As a Church, we recite the Nicene Creed after the homily at Mass. This Creed, also called the Profession of Faith, is the definitive statement about what we believe as Christians. But have you ever wondered about the story behind the Creed? Why and how was it created? And, what is the meaning behind those unusual words (e.g., “begotten, not made”, “consubstantial”)?
At the beginning of the 4th century, Christianity was a persecuted religion of a minority of the population in the Roman Empire. In the year 313 A.D., Emperor Constantine won his most important battle with, he believed, the help of “the Christian God,” and he published the Edict of Milan making Christianity legal. By 325 A.D., Constantine had united the whole Roman Empire under his leadership and the number of Christians began to rapidly increase.
However, Constantine soon found that the Church was in the midst of an internal conflict, the Arian crisis, which threatened to tear it apart. Trying to avoid conflict within his realm, Constantine called all the bishops of the Church to his resort in Nicaea so that they could come to a resolution. This resolution took the form of the Nicene Creed.
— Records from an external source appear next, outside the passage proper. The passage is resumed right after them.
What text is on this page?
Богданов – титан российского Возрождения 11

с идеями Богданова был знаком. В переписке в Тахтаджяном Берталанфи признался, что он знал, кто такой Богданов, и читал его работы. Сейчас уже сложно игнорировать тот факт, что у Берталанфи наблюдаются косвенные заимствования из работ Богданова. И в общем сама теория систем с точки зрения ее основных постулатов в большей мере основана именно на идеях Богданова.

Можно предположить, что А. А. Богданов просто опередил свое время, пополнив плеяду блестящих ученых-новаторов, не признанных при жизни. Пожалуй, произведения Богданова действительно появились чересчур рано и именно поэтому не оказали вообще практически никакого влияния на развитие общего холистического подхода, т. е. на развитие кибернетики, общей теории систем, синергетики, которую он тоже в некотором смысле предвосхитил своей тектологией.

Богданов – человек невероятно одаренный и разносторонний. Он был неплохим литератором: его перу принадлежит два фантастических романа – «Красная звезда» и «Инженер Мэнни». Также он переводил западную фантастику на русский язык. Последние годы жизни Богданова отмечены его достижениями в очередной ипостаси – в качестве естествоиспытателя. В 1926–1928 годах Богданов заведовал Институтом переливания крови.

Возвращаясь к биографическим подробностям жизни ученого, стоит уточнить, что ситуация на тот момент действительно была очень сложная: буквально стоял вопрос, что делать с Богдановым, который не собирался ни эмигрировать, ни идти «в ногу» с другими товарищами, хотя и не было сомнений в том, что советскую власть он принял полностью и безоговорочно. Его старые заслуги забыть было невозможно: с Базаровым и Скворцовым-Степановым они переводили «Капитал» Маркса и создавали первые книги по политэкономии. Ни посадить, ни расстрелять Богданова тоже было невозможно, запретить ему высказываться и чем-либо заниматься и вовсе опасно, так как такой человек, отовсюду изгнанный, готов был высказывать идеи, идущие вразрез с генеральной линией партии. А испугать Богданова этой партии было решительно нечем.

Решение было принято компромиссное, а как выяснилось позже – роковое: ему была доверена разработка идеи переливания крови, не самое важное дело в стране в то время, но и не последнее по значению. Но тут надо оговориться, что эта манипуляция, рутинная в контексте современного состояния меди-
What was the Arian controversy that led to this great statement of belief? Arius, a priest in Alexandria, Egypt, declared that Jesus was not the same as God, since he called himself the Son of God, but was the “first among creatures.” This meant that Jesus was not co-eternal with the Father, but that “there was a time when he was not,” a time before he was created by the Father, when the Son of God did not exist.
At Nicaea, this controversy of how to describe the relationship between the Father and the Son came down to which Greek word to use, either “homoousios,” meaning of the same substance (or essence) as the Father, or “homoiousios,” meaning of similar substance (or essence) as the Father. The Bishop of Alexandria, St. Athanasius, was the champion of the orthodox faith against Arius and rightly convinced the other bishops that the correct word is “homoousios,” which we translated in the previous translation as “one in being with” and now as “consubstantial.”
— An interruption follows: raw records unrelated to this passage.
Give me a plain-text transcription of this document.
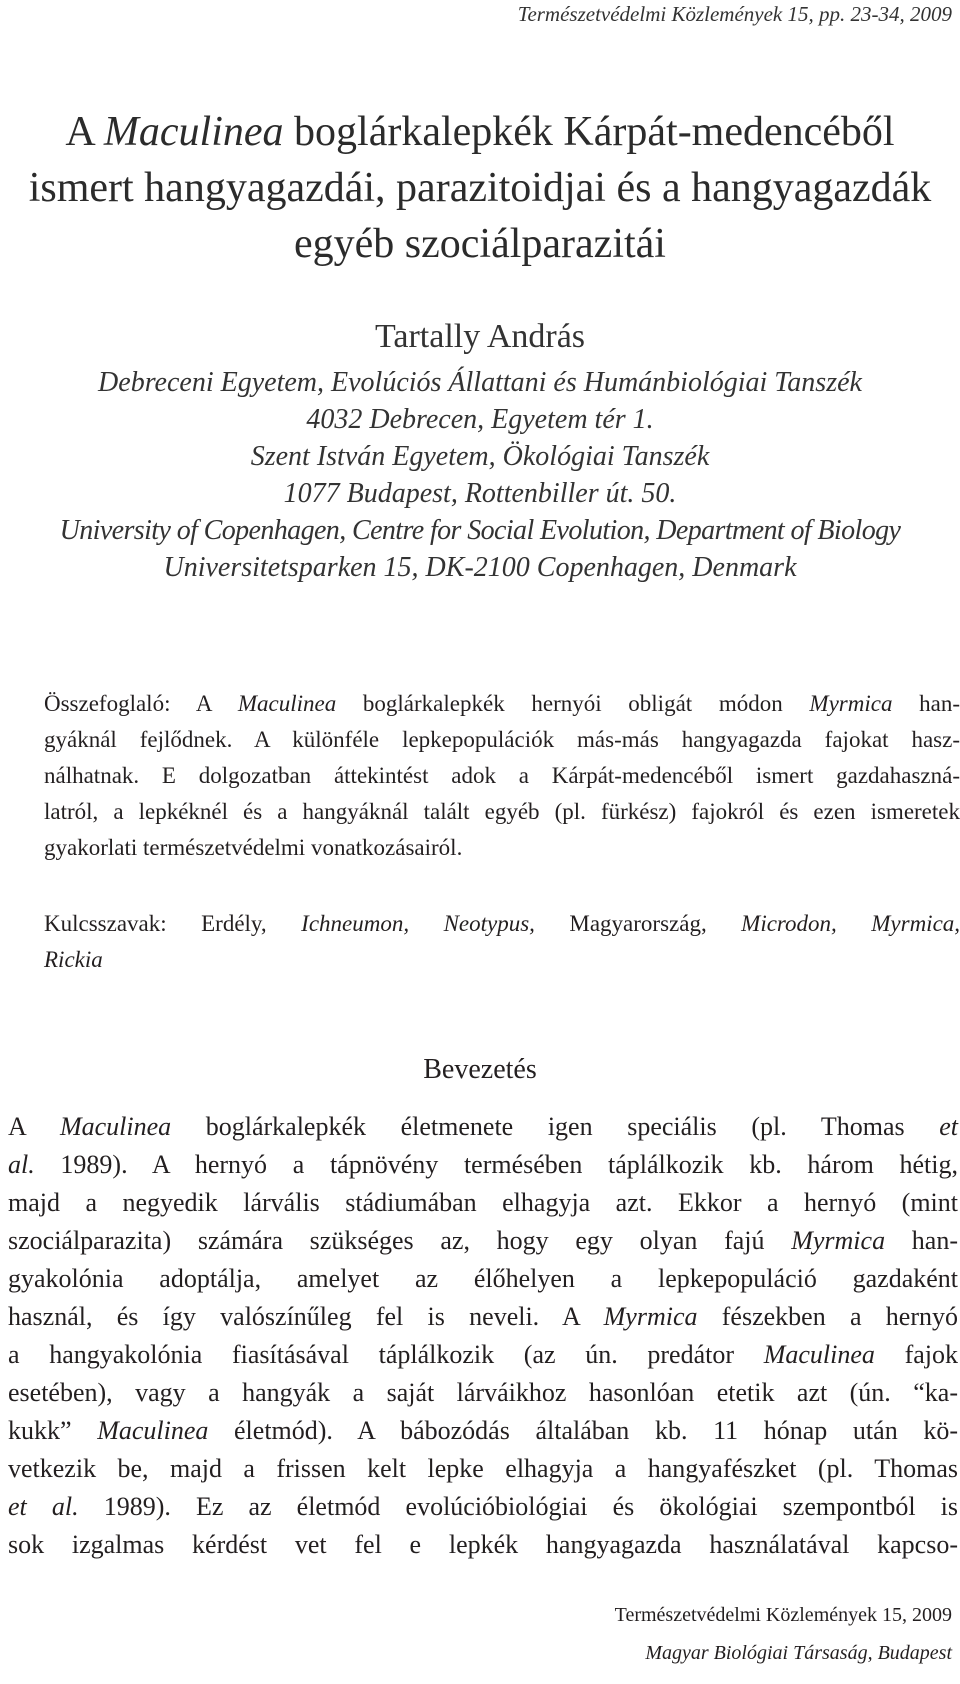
Természetvédelmi Közlemények 15, pp. 23-34, 2009
A Maculinea boglárkalepkék Kárpát-medencéből
ismert hangyagazdái, parazitoidjai és a hangyagazdák
egyéb szociálparazitái
Tartally András
Debreceni Egyetem, Evolúciós Állattani és Humánbiológiai Tanszék
4032 Debrecen, Egyetem tér 1.
Szent István Egyetem, Ökológiai Tanszék
1077 Budapest, Rottenbiller út. 50.
University of Copenhagen, Centre for Social Evolution, Department of Biology
Universitetsparken 15, DK-2100 Copenhagen, Denmark
Összefoglaló: A Maculinea boglárkalepkék hernyói obligát módon Myrmica han-
gyáknál fejlődnek. A különféle lepkepopulációk más-más hangyagazda fajokat hasz-
nálhatnak. E dolgozatban áttekintést adok a Kárpát-medencéből ismert gazdahaszná-
latról, a lepkéknél és a hangyáknál talált egyéb (pl. fürkész) fajokról és ezen ismeretek
gyakorlati természetvédelmi vonatkozásairól.
Kulcsszavak: Erdély, Ichneumon, Neotypus, Magyarország, Microdon, Myrmica,
Rickia
Bevezetés
A Maculinea boglárkalepkék életmenete igen speciális (pl. Thomas et
al. 1989). A hernyó a tápnövény termésében táplálkozik kb. három hétig,
majd a negyedik lárvális stádiumában elhagyja azt. Ekkor a hernyó (mint
szociálparazita) számára szükséges az, hogy egy olyan fajú Myrmica han-
gyakolónia adoptálja, amelyet az élőhelyen a lepkepopuláció gazdaként
használ, és így valószínűleg fel is neveli. A Myrmica fészekben a hernyó
a hangyakolónia fiasításával táplálkozik (az ún. predátor Maculinea fajok
esetében), vagy a hangyák a saját lárváikhoz hasonlóan etetik azt (ún. “ka-
kukk” Maculinea életmód). A bábozódás általában kb. 11 hónap után kö-
vetkezik be, majd a frissen kelt lepke elhagyja a hangyafészket (pl. Thomas
et al. 1989). Ez az életmód evolúcióbiológiai és ökológiai szempontból is
sok izgalmas kérdést vet fel e lepkék hangyagazda használatával kapcso-
Természetvédelmi Közlemények 15, 2009
Magyar Biológiai Társaság, Budapest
The bishops then created a statement of faith that defines the true Christian belief about the Father, the Son, and the Holy Spirit. The Nicene Creed boldly and strongly refutes Arius’ contentions with these words about Jesus: “God from God, Light from Light, true God from true God, begotten, not made, consubstantial with the Father.” These phrases each mean that Jesus is of the same substance, has the same essence as the Father. The Son has the same “Godness” as the Father because He is begotten of the Father. When you beget, you beget something of the same kind as yourself; to make is to create something different from oneself. What God begets is God; just as what man begets is man.
Jesus is, therefore, God, just as is the Father, and so He can show us the Father and bring about our salvation. Only the God-man can save humanity. Because he is God, Christ could offer the Father an infinite satisfaction for the infinite malice of sin. Because he is human, Jesus could offer a man’s satisfaction for sins of humanity.
As well as the Creed, the Council of Nicaea gave the Church precedents that still hold to this day. These precedents include the truth of the ways in which the Holy Spirit guides the Church, the authority of the bishops, and the difference between dogma and discipline.
The Holy Spirit, the Council clearly showed, is not limited to Sacred Scripture in conveying the Truths of the Faith to the Church, but also uses Sacred Tradition and man’s reason, God’s great gift to humanity.
The Council also communicated that bishops are heirs to the Office of the Apostles and speak with special authority. They make distinctions between dogma and doctrine, which are beliefs of the Church as taught by the Apostles, and matters of discipline, which are rules decided upon by the bishops as men, practices that can be changed with the changing of time.
The Council of Nicaea was the first chronologically and also first in importance. It is worth remembering the major contributions to our Faith made at this first great ecumenical council 1,700 years ago.